Getting back to another point about Eastwood and how choosing to make this film seems rather interesting, I really wish more could come from him, beyond just an expectedly efficiently made film. At 84 years of age, with over 30 films under his belt, one may not expect to see much ambition from the Man with No Name at this point, but at the same time, Sniper could have been an interesting look at what it means to be the kind of ‘hero’ Kyle was touted as being and how that affects the psyche of a man attempting to live an ideal life, following his experiences in war. Back in 1992, Eastwood used Unforgiven as a fascinating look at how one responds to the years of being a ‘cool, gun-slinging bounty hunter’ with a meditative look at a man who had to deal with his past, all of which was buried under the guise of being the last great Clint Eastwood western. In American Sniper, following the many action sequences, we get scenes that feel more like padding than an actual look at the parts of Chris Kyle’s life that were just as challenging.

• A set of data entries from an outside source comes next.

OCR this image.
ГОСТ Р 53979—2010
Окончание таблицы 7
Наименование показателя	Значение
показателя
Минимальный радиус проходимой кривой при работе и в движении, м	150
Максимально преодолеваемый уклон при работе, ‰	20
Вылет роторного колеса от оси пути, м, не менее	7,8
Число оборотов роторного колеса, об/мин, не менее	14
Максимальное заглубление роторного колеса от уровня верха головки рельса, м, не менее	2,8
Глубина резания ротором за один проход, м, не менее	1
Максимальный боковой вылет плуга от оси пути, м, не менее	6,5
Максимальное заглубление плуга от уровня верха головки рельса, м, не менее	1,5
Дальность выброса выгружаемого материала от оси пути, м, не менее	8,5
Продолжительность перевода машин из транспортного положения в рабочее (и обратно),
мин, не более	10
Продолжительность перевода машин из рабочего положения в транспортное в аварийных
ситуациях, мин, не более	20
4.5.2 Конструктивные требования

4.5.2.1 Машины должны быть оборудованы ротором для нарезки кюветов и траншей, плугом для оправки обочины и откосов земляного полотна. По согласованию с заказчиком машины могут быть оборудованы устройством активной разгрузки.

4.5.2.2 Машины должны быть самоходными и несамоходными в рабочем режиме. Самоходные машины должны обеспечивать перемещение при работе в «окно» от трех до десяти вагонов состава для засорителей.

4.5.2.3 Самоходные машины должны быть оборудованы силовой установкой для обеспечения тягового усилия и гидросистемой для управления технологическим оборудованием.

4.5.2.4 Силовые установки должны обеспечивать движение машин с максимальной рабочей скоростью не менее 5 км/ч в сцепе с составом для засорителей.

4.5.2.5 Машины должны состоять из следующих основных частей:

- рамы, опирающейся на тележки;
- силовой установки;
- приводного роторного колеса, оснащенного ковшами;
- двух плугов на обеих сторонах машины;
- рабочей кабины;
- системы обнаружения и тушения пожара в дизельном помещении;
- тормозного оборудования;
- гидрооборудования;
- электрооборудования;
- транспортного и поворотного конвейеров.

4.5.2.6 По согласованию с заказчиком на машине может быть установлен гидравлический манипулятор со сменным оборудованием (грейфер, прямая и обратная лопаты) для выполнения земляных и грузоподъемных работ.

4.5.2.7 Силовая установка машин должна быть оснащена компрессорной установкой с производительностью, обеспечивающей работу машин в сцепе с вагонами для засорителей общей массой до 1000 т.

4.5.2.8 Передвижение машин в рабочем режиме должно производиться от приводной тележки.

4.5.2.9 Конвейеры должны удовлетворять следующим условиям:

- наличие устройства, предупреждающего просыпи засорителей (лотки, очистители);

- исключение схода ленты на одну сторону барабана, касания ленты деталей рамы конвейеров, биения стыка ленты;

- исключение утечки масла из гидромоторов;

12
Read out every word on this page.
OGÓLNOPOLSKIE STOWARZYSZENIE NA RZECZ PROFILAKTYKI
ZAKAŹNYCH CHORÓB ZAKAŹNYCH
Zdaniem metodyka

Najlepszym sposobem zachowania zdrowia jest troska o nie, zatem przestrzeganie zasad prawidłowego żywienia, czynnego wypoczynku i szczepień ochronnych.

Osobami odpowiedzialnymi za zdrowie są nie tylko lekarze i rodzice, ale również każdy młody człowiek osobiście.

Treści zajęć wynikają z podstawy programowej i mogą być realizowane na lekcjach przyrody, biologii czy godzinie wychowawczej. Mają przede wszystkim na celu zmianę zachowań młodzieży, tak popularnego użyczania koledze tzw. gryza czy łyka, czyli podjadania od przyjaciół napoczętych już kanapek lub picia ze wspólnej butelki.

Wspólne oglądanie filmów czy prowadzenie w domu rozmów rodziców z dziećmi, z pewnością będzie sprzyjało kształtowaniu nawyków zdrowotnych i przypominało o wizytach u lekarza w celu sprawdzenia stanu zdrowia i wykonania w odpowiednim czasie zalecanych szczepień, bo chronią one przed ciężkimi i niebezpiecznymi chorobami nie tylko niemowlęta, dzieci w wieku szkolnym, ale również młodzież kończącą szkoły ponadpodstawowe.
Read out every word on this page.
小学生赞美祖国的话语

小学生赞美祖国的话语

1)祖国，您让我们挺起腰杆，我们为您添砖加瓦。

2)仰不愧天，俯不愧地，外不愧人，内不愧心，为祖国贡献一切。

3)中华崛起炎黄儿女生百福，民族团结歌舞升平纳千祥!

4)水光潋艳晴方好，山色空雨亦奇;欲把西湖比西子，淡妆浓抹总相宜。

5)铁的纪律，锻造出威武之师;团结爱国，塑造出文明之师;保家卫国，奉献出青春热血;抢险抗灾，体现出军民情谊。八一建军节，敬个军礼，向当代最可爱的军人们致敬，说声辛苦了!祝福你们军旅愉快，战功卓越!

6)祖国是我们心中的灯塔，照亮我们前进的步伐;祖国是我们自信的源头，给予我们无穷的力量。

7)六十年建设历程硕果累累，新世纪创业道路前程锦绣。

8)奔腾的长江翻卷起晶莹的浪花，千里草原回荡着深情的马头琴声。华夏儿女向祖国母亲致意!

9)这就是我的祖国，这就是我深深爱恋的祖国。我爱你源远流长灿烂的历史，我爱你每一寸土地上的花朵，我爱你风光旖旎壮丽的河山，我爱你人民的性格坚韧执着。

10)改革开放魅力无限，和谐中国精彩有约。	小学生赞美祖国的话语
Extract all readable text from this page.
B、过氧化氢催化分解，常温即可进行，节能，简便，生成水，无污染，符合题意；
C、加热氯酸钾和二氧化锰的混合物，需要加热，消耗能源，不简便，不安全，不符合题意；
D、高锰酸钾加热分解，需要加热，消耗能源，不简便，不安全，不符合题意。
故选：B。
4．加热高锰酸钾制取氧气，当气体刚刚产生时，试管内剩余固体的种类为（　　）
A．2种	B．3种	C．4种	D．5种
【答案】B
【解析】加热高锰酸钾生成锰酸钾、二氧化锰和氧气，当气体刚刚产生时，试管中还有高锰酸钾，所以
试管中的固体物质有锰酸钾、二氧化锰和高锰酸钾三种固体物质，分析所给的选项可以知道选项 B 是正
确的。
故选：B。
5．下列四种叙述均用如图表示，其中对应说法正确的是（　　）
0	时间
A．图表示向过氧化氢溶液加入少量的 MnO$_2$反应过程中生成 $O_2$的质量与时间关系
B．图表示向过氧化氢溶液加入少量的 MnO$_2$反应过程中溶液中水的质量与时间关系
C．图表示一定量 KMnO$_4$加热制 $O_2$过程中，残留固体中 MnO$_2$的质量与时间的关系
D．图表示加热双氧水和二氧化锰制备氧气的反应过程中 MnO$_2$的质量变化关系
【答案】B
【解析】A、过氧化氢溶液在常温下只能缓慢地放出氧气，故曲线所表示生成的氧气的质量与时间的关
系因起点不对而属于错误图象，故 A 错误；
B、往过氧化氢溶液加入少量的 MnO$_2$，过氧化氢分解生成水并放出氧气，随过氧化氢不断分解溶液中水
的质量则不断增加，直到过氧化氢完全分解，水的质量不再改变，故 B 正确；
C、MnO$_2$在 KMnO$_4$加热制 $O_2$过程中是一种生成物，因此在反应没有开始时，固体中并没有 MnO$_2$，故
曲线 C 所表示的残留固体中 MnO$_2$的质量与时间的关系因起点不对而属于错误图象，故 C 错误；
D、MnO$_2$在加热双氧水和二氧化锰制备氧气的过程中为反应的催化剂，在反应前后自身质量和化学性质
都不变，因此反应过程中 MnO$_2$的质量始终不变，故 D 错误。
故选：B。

I am at least happy to be able to find such an interesting aspect involving the relation of this film with Eastwood in a film that seems to only want to address its deeper themes on a superficial level, but at the same time the visceral nature of seeing the experiences of Chris Kyle is hampered by a lack of more substance. That in mind, Bradley Cooper truly delivers here and the film is rarely uninteresting to watch. It has the personality of a Clint Eastwood film and regardless of what it could have done, what it does do is keep the romanticism to a minimum. Honestly, I think the words ‘glorification’ and ‘jingoistic’ get thrown around too loosely these days and while I would not go that far, there is only so much to glean from a movie featuring a character that accomplishes a lot, but also refuses to talk about it.
Marc Lee: You got some kind of savior complex?
Chris Kyle: No. I just want to get the bad guys, but if I can’t see them I can’t shoot them.